The half-Fourier single-shot turbo spin-echo (HASTE) MRI is a limited T2 image that provides good visualization of ventricular anatomy. It is an alternative to CT, does not expose the child to radiation, and requires no sedation as it is a short study lasting less than 20 s to 3 min (O’Neill et al. 2013).

Aqueductal stenosis and hydrocephalus are shown in Figs. 2.11, 2.12, and 2.13, along with cine and CISS MRI scans.
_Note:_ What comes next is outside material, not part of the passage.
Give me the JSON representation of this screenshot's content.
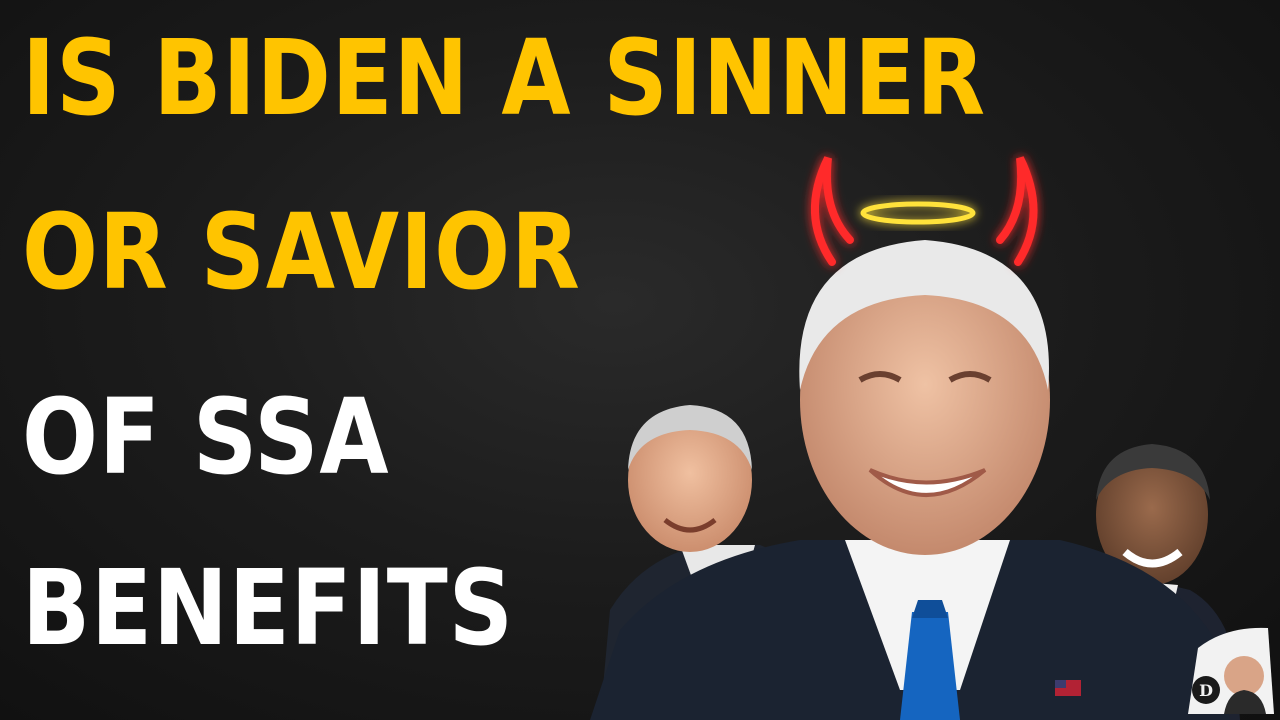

There is currently no medical therapy that definitively treats hydrocephalus effectively. Occasionally, in borderline cases of progressive hydrocephalus and in PHH, diuretics may be useful as a temporizing measure to try to avoid the need for a permanent shunt. Acetazolamide, a carbonic anhydrase inhibitor, has been shown to decrease CSF production. The dose may be as high as 100 mg/kg/day, and in order for it to be effective, more than 99% of carbonic anhydrase must be blocked before CSF production decreases significantly. Furosemide, 1 mg/kg/day, has also been used. The mechanism of action is unknown, but it is thought to decrease brain extracellular fluid. Although these have been used historically as temporizing measures, comprehensive analysis of data from clinical trials on diuretic therapy for PHH by the Cochrane Collaboration concluded that acetazolamide and furosemide were neither effective nor safe for the treatment of PHH (Whitelaw et al. 2001).

Serial lumbar or ventricular punctures to evacuate CSF are also used as a temporizing measure. The efficacy of these punctures is controversial, but some centers routinely use them in infants until they are stable enough to tolerate a surgical intervention. The goals are to decrease the ICP and help clear the CSF of toxic chemicals produced by the breakdown of blood. If the infant continues to have inadequate CSF reabsorption, a more permanent shunt may be implanted.